Cosa inquina gli oceani?

“Gli oceani sono sottoposti a una serie costante di minacce e di alterazioni, che rischiano di aumentare nei prossimi anni e che sono correlate anche alla crescita delle attività e dell’economia prodotta dal mare. Si pensi ai rischi connessi all’inquinamento, alla pesca intensiva, alle attività estrattive sui fondali e ai cambiamenti climatici. Tra le forme di inquinamento più diffuse c’è quella della plastica, tanto che alcune statistiche dicono che se questo fenomeno non viene fermato subito, fra circa trent’anni nei nostri mari ci sarà più plastica che pesci”.

I cambiamenti climatici che conseguenze hanno?

“Si tratta di un fenomeno causato dall’uomo che nel nostro caso comporta un innalzamento della temperatura marina e l’acidificazione. Questo processo ha un impatto devastante in quanto alcuni organismi possono trovarsi in situazioni meno favorevoli e quindi diventano più vulnerabili. Alcuni si adattano, altri, se possono, migrano verso zone in cui vi sono situazioni migliori. Nei nostri mari, nei punti in cui abbiamo misurazioni sistematiche per un periodo sufficientemente lungo, emerge chiaramente come negli ultimi decenni vi siano stati aumenti rilevanti sia nella temperatura sia dell’acidità. Tutto questo potrebbe tradursi in un’alterazione della capacità degli ecosistemi marini di fornire i cosiddetti ‘servizi ecosistemici’”.

Professore, lei ci sta mettendo di fronte a una realtà spaventosa. L’umanità lo capisce?

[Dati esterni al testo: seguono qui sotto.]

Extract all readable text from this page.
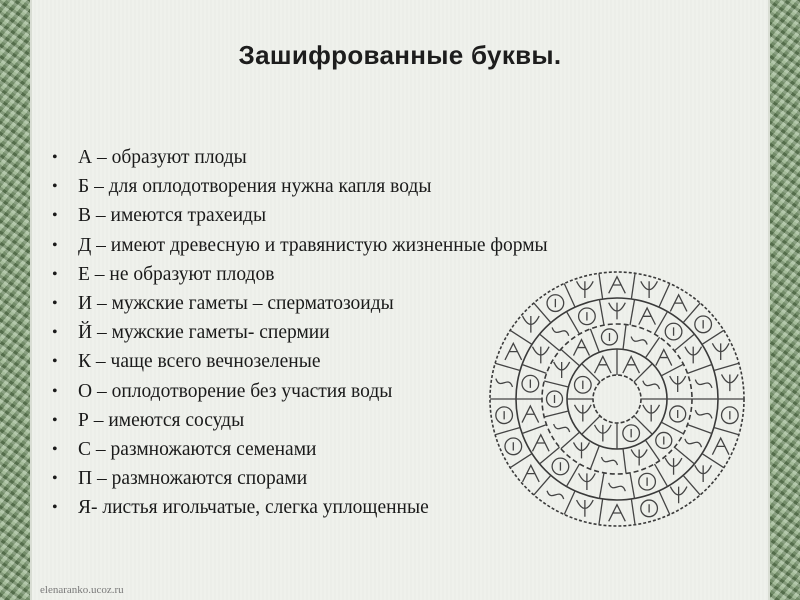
Зашифрованные буквы.
• А – образуют плоды
• Б – для оплодотворения нужна капля воды
• В – имеются трахеиды
• Д – имеют древесную и травянистую жизненные формы
• Е – не образуют плодов
• И – мужские гаметы – сперматозоиды
• Й – мужские гаметы- спермии
• К – чаще всего вечнозеленые
• О – оплодотворение без участия воды
• Р – имеются сосуды
• С – размножаются семенами
• П – размножаются спорами
• Я- листья игольчатые, слегка уплощенные
elenaranko.ucoz.ru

“Secondo me no,  altrimenti ognuno di noi farebbe qualcosa in più per bloccare questo processo.  Alcuni studi dicono che chi mangia con regolarità pesce, ogni settimana ingerisce 5 gr di plastica che equivale a una carta di credito.  Servono delle politiche che agiscano sulle cause piuttosto che sugli effetti. Le Nazioni Unite hanno  dedicato la decade 2021-2030 agli oceani e questa scelta ci indica come ci sia ancora molto da capire e da fare per avere un atteggiamento rispettoso verso la natura. Per ora si sta facendo abbastanza in termini di comunicazione, di sensibilizzazione e di sinergia tra le varie attività, ma ancora c’è molto da fare perché l’oceano ha bisogno di essere curato per poter salvare l’intero pianeta”.